C’est trop tôt encore pour en parler. D’abord, David a choisi de prolonger son contrat d’une année avec nous. Ses ambitions sont avant tout le Tour d’Espagne, sur lequel il espère devenir meilleur grimpeur pour la troisième fois consécutive, ce qui serait un record. Aucun coureur n’a réalisé cet exploit. C’est ambitieux, c’est bien, même si je pense en effet que David a encore le potentiel physique et psychologique pour faire le Tour de France en 2010. Nous prendrons la décision début mai, pas avant, et en harmonie avec lui.
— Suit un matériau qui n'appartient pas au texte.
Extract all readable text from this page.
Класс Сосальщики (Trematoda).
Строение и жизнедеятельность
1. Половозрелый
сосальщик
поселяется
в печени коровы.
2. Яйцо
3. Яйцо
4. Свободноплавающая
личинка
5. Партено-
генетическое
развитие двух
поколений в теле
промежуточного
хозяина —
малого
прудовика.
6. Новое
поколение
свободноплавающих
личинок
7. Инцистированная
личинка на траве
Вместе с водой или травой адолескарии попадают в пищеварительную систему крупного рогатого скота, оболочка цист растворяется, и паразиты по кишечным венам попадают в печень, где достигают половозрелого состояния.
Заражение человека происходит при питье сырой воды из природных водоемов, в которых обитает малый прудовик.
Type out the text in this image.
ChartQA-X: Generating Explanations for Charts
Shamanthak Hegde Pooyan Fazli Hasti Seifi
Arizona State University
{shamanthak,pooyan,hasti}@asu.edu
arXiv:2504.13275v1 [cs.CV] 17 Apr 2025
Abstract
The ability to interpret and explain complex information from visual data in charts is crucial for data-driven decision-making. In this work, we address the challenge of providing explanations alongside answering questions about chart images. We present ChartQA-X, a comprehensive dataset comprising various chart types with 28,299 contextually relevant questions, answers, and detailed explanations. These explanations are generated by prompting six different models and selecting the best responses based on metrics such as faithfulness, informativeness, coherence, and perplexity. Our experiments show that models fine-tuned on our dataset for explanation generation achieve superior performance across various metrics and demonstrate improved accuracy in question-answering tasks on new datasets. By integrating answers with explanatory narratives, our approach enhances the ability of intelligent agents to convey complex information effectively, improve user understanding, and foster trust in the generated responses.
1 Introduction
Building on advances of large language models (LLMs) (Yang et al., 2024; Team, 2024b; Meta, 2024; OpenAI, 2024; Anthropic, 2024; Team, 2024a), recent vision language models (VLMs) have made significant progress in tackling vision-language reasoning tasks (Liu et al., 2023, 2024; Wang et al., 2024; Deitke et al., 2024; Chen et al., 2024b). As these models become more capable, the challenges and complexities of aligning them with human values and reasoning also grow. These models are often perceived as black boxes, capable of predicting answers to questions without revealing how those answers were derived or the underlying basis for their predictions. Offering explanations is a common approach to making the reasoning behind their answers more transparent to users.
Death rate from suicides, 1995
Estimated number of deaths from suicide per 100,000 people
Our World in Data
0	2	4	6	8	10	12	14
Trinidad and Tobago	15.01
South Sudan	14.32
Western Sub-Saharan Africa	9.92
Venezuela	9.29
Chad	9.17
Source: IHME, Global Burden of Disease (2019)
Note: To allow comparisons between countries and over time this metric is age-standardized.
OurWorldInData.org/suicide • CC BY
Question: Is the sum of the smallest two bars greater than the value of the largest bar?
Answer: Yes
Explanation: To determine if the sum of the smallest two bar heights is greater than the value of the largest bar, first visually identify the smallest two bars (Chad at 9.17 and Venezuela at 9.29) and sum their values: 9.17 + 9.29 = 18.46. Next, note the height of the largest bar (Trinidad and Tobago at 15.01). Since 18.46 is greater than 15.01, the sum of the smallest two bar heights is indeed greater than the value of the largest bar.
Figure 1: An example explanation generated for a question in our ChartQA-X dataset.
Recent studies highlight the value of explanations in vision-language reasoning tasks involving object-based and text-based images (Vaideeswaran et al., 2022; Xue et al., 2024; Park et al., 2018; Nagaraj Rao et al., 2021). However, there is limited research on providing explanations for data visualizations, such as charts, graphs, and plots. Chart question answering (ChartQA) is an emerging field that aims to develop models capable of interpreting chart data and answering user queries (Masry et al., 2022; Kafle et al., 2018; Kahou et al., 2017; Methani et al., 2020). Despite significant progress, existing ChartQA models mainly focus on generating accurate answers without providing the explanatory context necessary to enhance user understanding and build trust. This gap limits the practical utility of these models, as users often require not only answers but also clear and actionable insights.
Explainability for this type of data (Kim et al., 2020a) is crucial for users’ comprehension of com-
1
Le partenariat de Cofidis avec votre équipe est incertain après 2010. Dans l’attente d’une décision du groupe, commencez-vous déjà à rechercher des sponsors ?
On saura dans deux mois si Cofidis repart ou non. Fin mars ou début avril. Je dirais que nous n’avons qu’une chose à faire, très simple, qui est de se concentrer sur notre travail et de gagner des courses. Je pense qu’on doit donner envie à Cofidis de continuer. Pour ça, il faut gagner des courses, avoir une attitude propre, digne, éthique, et être sur le terrain aux avant-postes, dans les échappées, montrer du dynamisme, de la joie. Donner l’envie à Cofidis de continuer. Je n’ai pas d’autres choses à penser que cela. Notre métier est de gagner des courses de vélo, et de la plus belle façon qu’il soit. L’essentiel c’est que nous fassions notre métier, ensuite Cofidis décidera.

Plusieurs partenaires ont choisi de se désengager du cyclisme en fin d’année, qu’est-ce que cela vous inspire ?
J’ai lu comme vous que des sponsors avaient déjà annoncé qu’ils s’arrêteraient au terme de la saison 2010 (NDLR : Bouygues Telecom, Caisse d’Epargne et Saxo Bank cesseront notamment leur partenariat en fin d’année). Je dirais que c’est une petite sonnette d’alarme. Je dirais même une sonnette alarmante. La saison démarre dimanche, maintenant attendons de voir ce qui va se passer.

De votre côté, vous maintenez votre budget cette saison ?
Nous avons un très bon budget, très confortable. Pour moi, c’est parfait. Alors bien sûr nous n’avons pas de stars, mais nous avons des valeurs sûres, et c’est comme ça que je conçois le métier.

Propos recueillis à Paris le 28 janvier 2010.